Dès l’ouverture, les interventions du président angolais Joâo Lourenço, du président du Conseil européen et du secrétaire général de l’ONU, Antonio Guterres, donneront le ton des échanges. Les débats s’annoncent denses, centrés sur des sujets devenus incontournables : sécurité régionale, stabilité institutionnelle, transition écologique, intégration économique et transformation numérique. Autant d’enjeux qui nécessitent une coordination renforcée entre les deux blocs.

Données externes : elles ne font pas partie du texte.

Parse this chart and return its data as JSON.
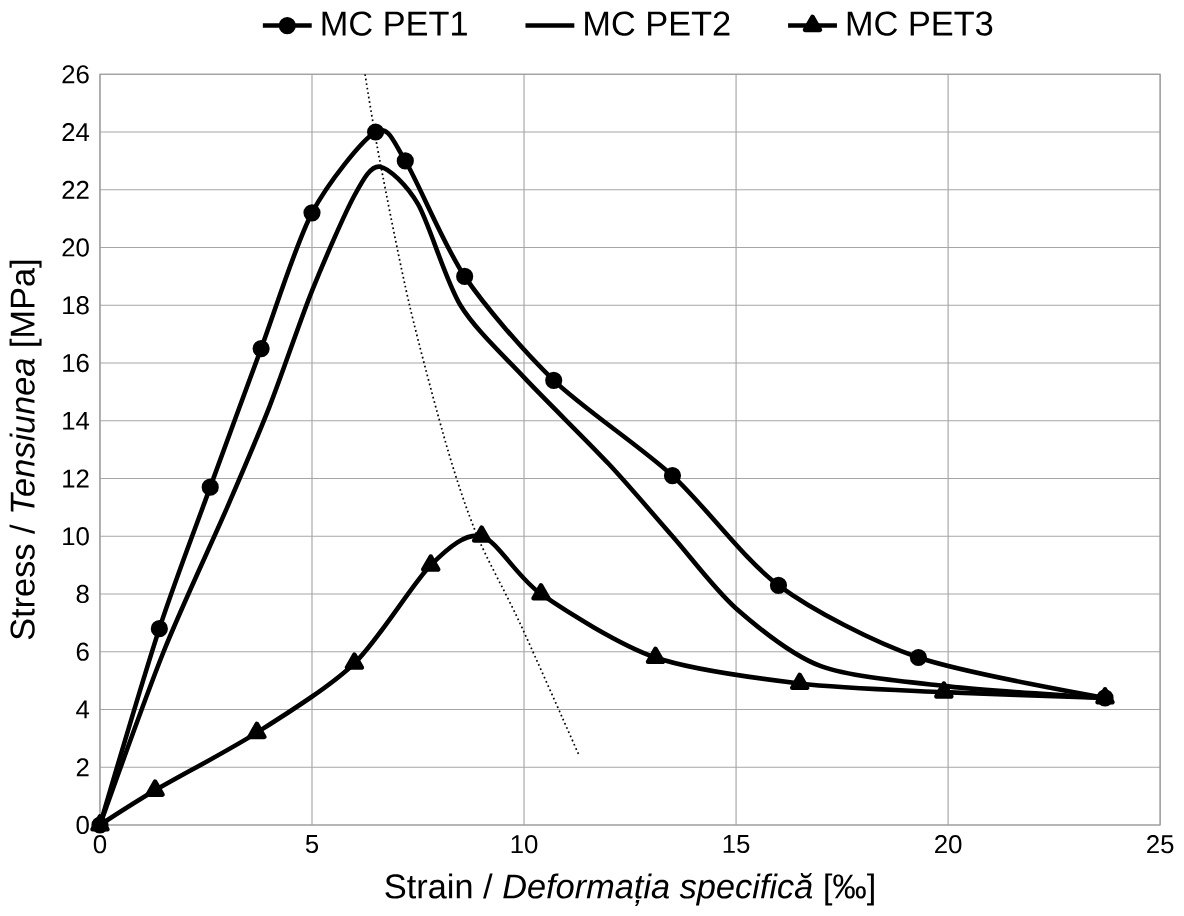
{
  "chart_data": {
    "type": "line",
    "xlabel": "Strain / *Deformația specifică*   [‰]",
    "ylabel": "Stress / *Tensiunea*   [MPa]",
    "xlim": [
      0,
      25
    ],
    "ylim": [
      0,
      26
    ],
    "xticks": [
      0,
      5,
      10,
      15,
      20,
      25
    ],
    "yticks": [
      0,
      2,
      4,
      6,
      8,
      10,
      12,
      14,
      16,
      18,
      20,
      22,
      24,
      26
    ],
    "grid": true,
    "legend": "top",
    "series": [
      {
        "name": "MC PET1",
        "color": "#000000",
        "marker": "circle",
        "line_style": "solid",
        "x": [
          0,
          1.4,
          2.6,
          3.8,
          5.0,
          6.5,
          7.2,
          8.6,
          10.7,
          13.5,
          16.0,
          19.3,
          23.7
        ],
        "values": [
          0,
          6.8,
          11.7,
          16.5,
          21.2,
          24.0,
          23.0,
          19.0,
          15.4,
          12.1,
          8.3,
          5.8,
          4.4
        ]
      },
      {
        "name": "MC PET2",
        "color": "#000000",
        "marker": "none",
        "line_style": "solid",
        "x": [
          0,
          1.5,
          3,
          4,
          5,
          6,
          6.6,
          7.5,
          8.5,
          10,
          12,
          13.5,
          15,
          17,
          20,
          23.7
        ],
        "values": [
          0,
          6,
          11,
          14.5,
          18.5,
          21.8,
          22.8,
          21.5,
          18,
          15.5,
          12.5,
          10,
          7.5,
          5.5,
          4.8,
          4.4
        ]
      },
      {
        "name": "MC PET3",
        "color": "#000000",
        "marker": "triangle",
        "line_style": "solid",
        "x": [
          0,
          1.3,
          3.7,
          6.0,
          7.8,
          9,
          10.4,
          13.1,
          16.5,
          19.9,
          23.7
        ],
        "values": [
          0,
          1.2,
          3.2,
          5.6,
          9.0,
          10,
          8.0,
          5.8,
          4.9,
          4.6,
          4.4
        ]
      },
      {
        "color": "#000000",
        "marker": "none",
        "line_style": "dotted",
        "x": [
          6.25,
          6.6,
          7.3,
          8.2,
          8.9,
          9.9,
          11.3
        ],
        "values": [
          26,
          23,
          18,
          13,
          10,
          7,
          2.4
        ]
      }
    ]
  }
}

Félix Tshisekedi prendra la parole lors de la session consacrée à la paix, à la gouvernance et au multilatéralisme, un volet particulièrement sensible à l’heure où plusieurs régions africaines sont confrontées à des crises prolongées. Son intervention est attendue sur la manière dont l’Afrique souhaite redéfinir son rôle dans la gouvernance internationale et défendre ses priorités au sein des partenariats globaux.
Le Sommet de Luanda, qui coïncide avec les 25 ans de coopération institutionnelle entre l’Union africaine et l’Union européenne, ambitionne de tracer les contours d’une relation plus équilibrée et tournée vers l’avenir. Les travaux devraient se conclure par une Déclaration commune rappelant l’importance du droit international et fixant les orientations qui guideront une décennie de collaboration renforcée entre les deux continents.